Dr. Yin was a veterinarian who also developed a love of the science and art of animal behavior. Like many, she was taught that force was the best training strategy for dogs. Like many others, she discovered that positive training methods work better. Positive reinforcement maintains the strong bond between person and dog, and helps a dog do what is asked of her willingly and happily, not because she is terrified that she will be hurt or punished. I first encountered her work with a book called Low Stress Handling, Restraint and Behavior Modification for Dogs and Cats. A mouthful of a title, and a book packed with amazing techniques, full-color photos of the methods, and even a DVD demonstrating them. Though the book is meant for vets and vet techs, I found it enormously helpful when trying to medicate animals, clip their nails, give sub-Q fluids, and a variety of other things pet sitters do all the time. The book has been my bible in this area since it was published.
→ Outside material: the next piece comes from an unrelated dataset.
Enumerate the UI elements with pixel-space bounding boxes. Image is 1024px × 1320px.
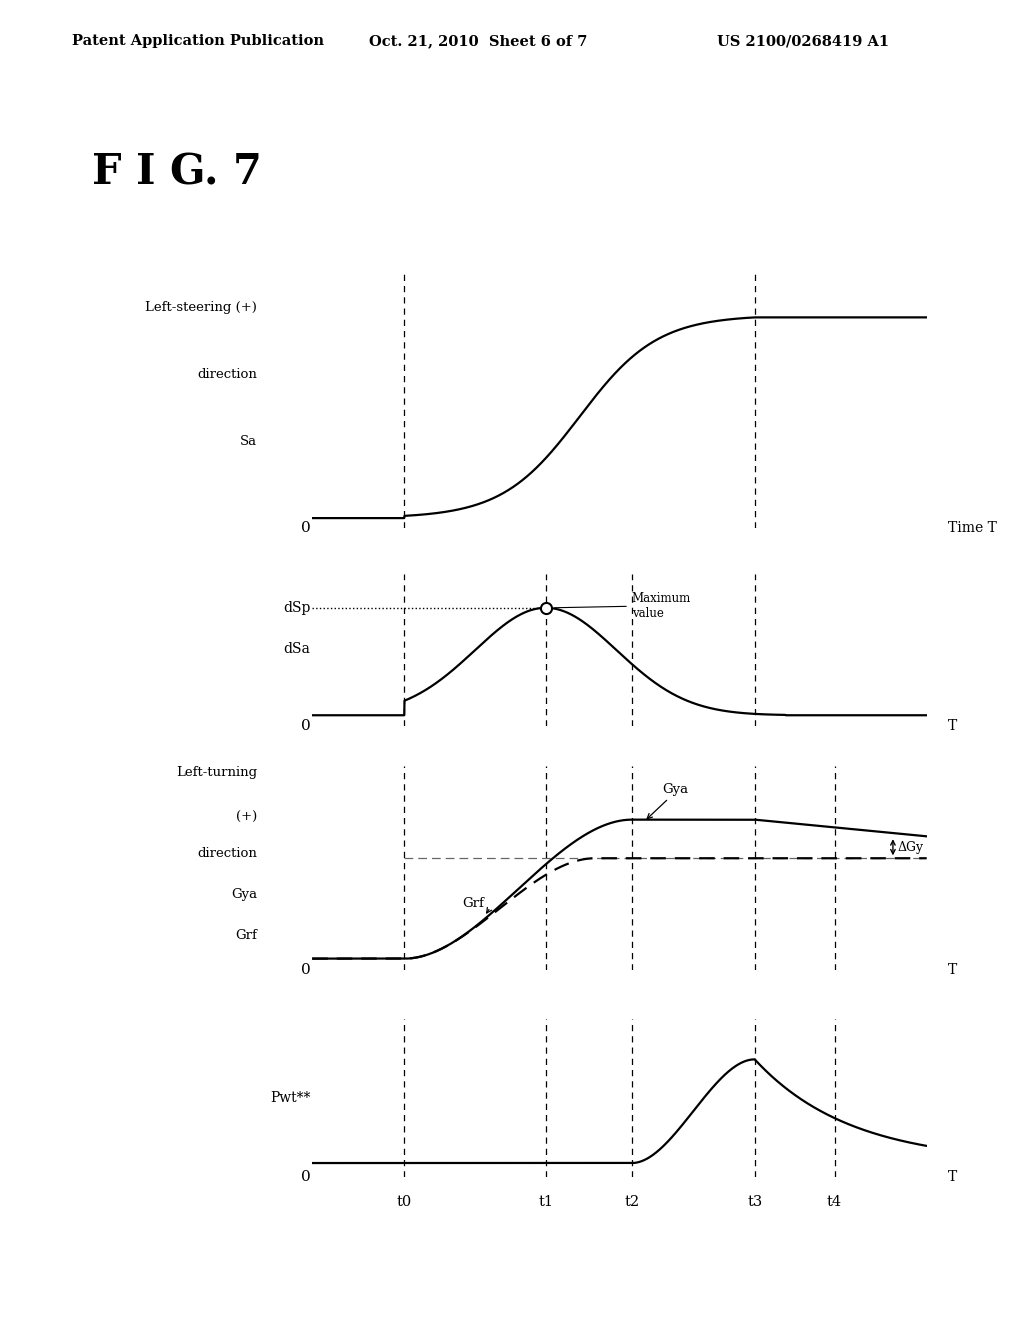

One of the saddest details I’ve learned, in reading multiple tributes to Dr. Yin, is that veterinarians have the highest suicide rate of all those in the medical profession. I suppose that shouldn’t surprise me, but it certainly saddens me. Vets, vet techs, and yes, I will even include pet sitters in this category, see so much that is difficult. We deal with the death of pets constantly, and sit with clients whose hearts are broken at their loss. We deal with clients who give the animals in their guardianship far less care than most of us would like to see, sometimes rising even to the level of reportable abuse. If we are not careful, we are all overwhelmed by the demands of clients at all hours of the day and night – legitimate concerns most of the time – but we all struggle with the boundaries between having a life and caring for those in our charge, a challenge made all the more difficult with cell phones, texts, and social media reaching into our lives at all hours.
I will continue to be sad about the loss of Dr. Yin for a bit longer. And grateful for the huge body of work she left behind. Check out her website for more info if you’re interested. But I am also going to let her death remind me that compassion is good, yet it also has a cost, and I need to remember to maintain a balance throughout. I really don’t need to answer the office phone at 9 pm when I’ve been working since 6:30 am. I can’t, and shouldn’t, do everything myself…there are others who can help too. I grieve deeply for the death of Dr. Yin, and though I am nowhere near the amazing presence she was in the world of animal care, still, any of us who care deeply and work hard to improve the life of these creatures who share the earth with us could find ourselves in the same dark place that Dr. Yin clearly did. Rest in peace with all the animals you loved in this life, Dr. Yin. We will miss you.